Sebaliknya, bagi orang yang hijrahnya karena duniawi, ingin berniaga atau mencari keuntungan-keuntungan lain yang ia ingin peroleh, atau juga hijrahnya untuk menikahi seorang wanita, maka yang dia peroleh hanyalah dunia atau menikahi wanita itu (Kisah Ummul Qais). Karena sesungguhnya semua yang didapatkan adalah sesuai dengan niatnya.

Diibaratkan oleh KH. Ahmad Kosasih saat itu, padi adalah akhirat dan rumput adalah dunia. Jika seseorang menanam padi, pasti rumput ikut tumbuh juga. Tapi jika hanya menanam rumput, mustahil padi ikut tumbuh. Begitu pula dengan akhirat dan dunia, jika seseorang meniatkan segala aktivitasnya untuk akhirat, mencari keridhoan Allah, Insya Allah dunia akan mengikuti. Tetapi jika yang dikejar hanya dunia, mustahil dia akan mendapatkan akhirat.
Sama halnya dengan niat para jamaah pagi itu. Yang datang ke masjid dengan niat untuk beribadah walaupun ada halangan yang menyulitkan, tapi tidak menyurutkan semangat untuk hadir mengikuti kajian dan Insya Allah dimudahkan oleh-Nya. 

Dinyatakan bahwa setelah hijrah dari Mekkah ke Madinah itu tidak ada hijrah dalam artian berpindah tempat lagi yang dilakukan. Lalu bagaimanakah bentuk hijrah yang diwajibkan bagi umat Islam akhir zaman ini? Dijelaskan bahwa kewajiban hijrah hingga akhir zaman adalah berupa hijrah dari keburukan menuju kebaikan.
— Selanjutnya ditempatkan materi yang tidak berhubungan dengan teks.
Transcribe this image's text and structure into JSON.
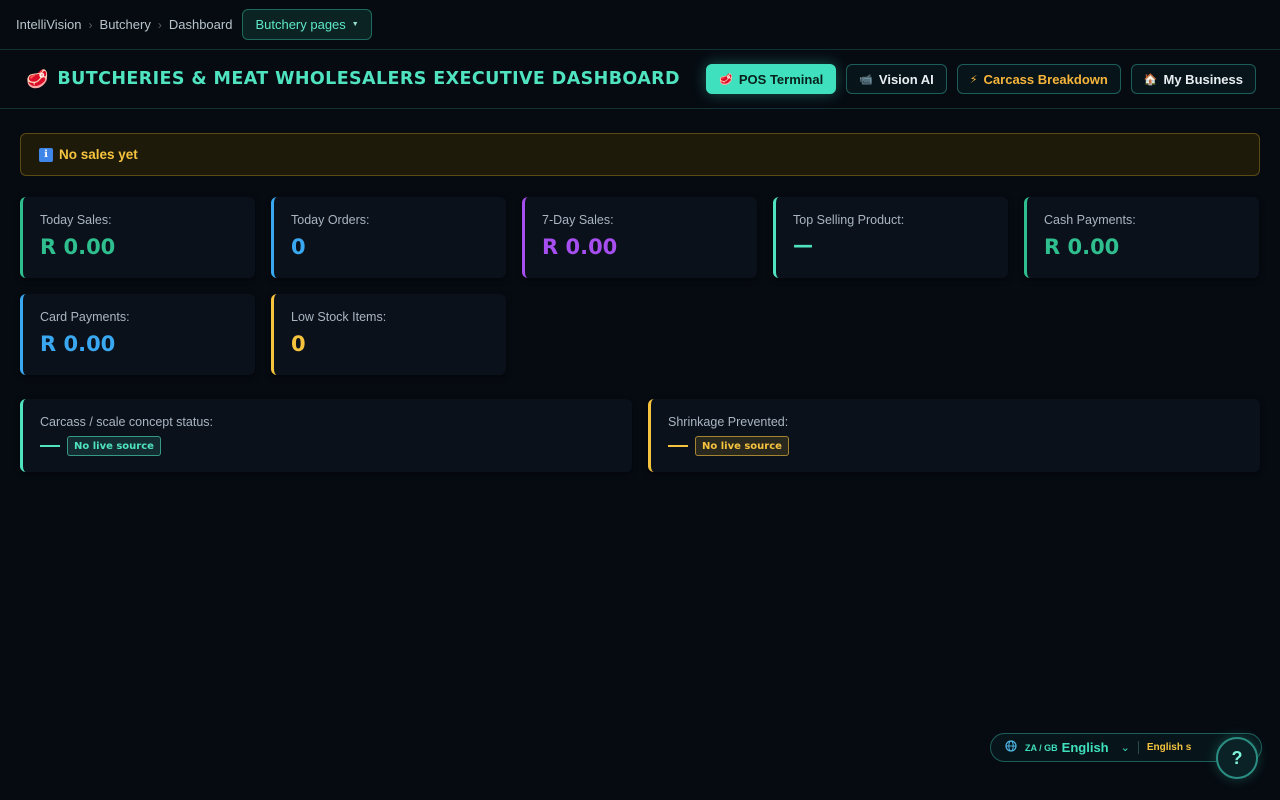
{
  "breadcrumb": {
    "items": [
      "IntelliVision",
      "Butchery",
      "Dashboard"
    ],
    "separator": "›",
    "pages_button": "Butchery pages",
    "pages_caret": "▼"
  },
  "header": {
    "title_icon": "🥩",
    "title": "BUTCHERIES & MEAT WHOLESALERS EXECUTIVE DASHBOARD",
    "nav": [
      {
        "label": "POS Terminal",
        "icon": "steak-icon",
        "glyph": "🥩"
      },
      {
        "label": "Vision AI",
        "icon": "camera-icon",
        "glyph": "📹"
      },
      {
        "label": "Carcass Breakdown",
        "icon": "bolt-icon",
        "glyph": "⚡"
      },
      {
        "label": "My Business",
        "icon": "home-icon",
        "glyph": "🏠"
      }
    ]
  },
  "alert": {
    "icon": "ℹ",
    "text": "No sales yet"
  },
  "kpis": [
    {
      "label": "Today Sales:",
      "value": "R 0.00",
      "color": "#2fbf8e"
    },
    {
      "label": "Today Orders:",
      "value": "0",
      "color": "#3aa8f0"
    },
    {
      "label": "7-Day Sales:",
      "value": "R 0.00",
      "color": "#a64ef0"
    },
    {
      "label": "Top Selling Product:",
      "value": "—",
      "color": "#4fe3c0"
    },
    {
      "label": "Cash Payments:",
      "value": "R 0.00",
      "color": "#2fbf8e"
    },
    {
      "label": "Card Payments:",
      "value": "R 0.00",
      "color": "#3aa8f0"
    },
    {
      "label": "Low Stock Items:",
      "value": "0",
      "color": "#f6c33e"
    }
  ],
  "status_cards": [
    {
      "label": "Carcass / scale concept status:",
      "badge": "No live source",
      "color": "#4fe3c0"
    },
    {
      "label": "Shrinkage Prevented:",
      "badge": "No live source",
      "color": "#f6c33e"
    }
  ],
  "language": {
    "icon": "globe-icon",
    "code": "ZA / GB",
    "name": "English",
    "chevron": "⌄",
    "note": "English s"
  },
  "help": {
    "label": "?"
  }
}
Dari perbuatan tercela menjadi perbuatan terpuji semata-mata demi mendapat keridhoan Allah.

Dari sedikit penjabaran tentang hadist tersebut sehubungan dengan niat dalam perbuatan, saya jadi menyadari, betapa selama ini aktivitas saya hanya sekedar gugur kewajiban, tanpa ada nilai ibadah sama sekali. Makan hanya sekedar kebutuhan menghilangkan lapar, tanpa ada niat memenuhi kewajiban dan perintah Allah tentang makan. Mandi hanya sekedar mandi, minum, belajar, dan sebagainya hanya saya jalankan begitu saja.

Bersyukur sekali karena niatan saya untuk benar-benar menghijrahkan diri kepada Allah ternyata memang benar-benar mendapat tuntunan, runut sesuai urutannya. Dari bagaimana saya harus merubah sikap menjadi muslimah sejati, pengajaran untuk merubah penampilan lebih syar'i, berganti komunitas, menanamkan niat dalam tiap perbuatan yang saya lakoni, bagaimana bersikap lebih bijak saat ilmu yang didapat mulai sedikit bertambah, dan menundukkan hati setunduk-tunduknya bahwa kita (saya) bukanlah apa-apa di hadapan Allah SWT.

Semoga ada manfaat yang bisa diambil dari posting saya kali ini. Kekurangan milik saya dan kesempurnaan hanya milik Allah.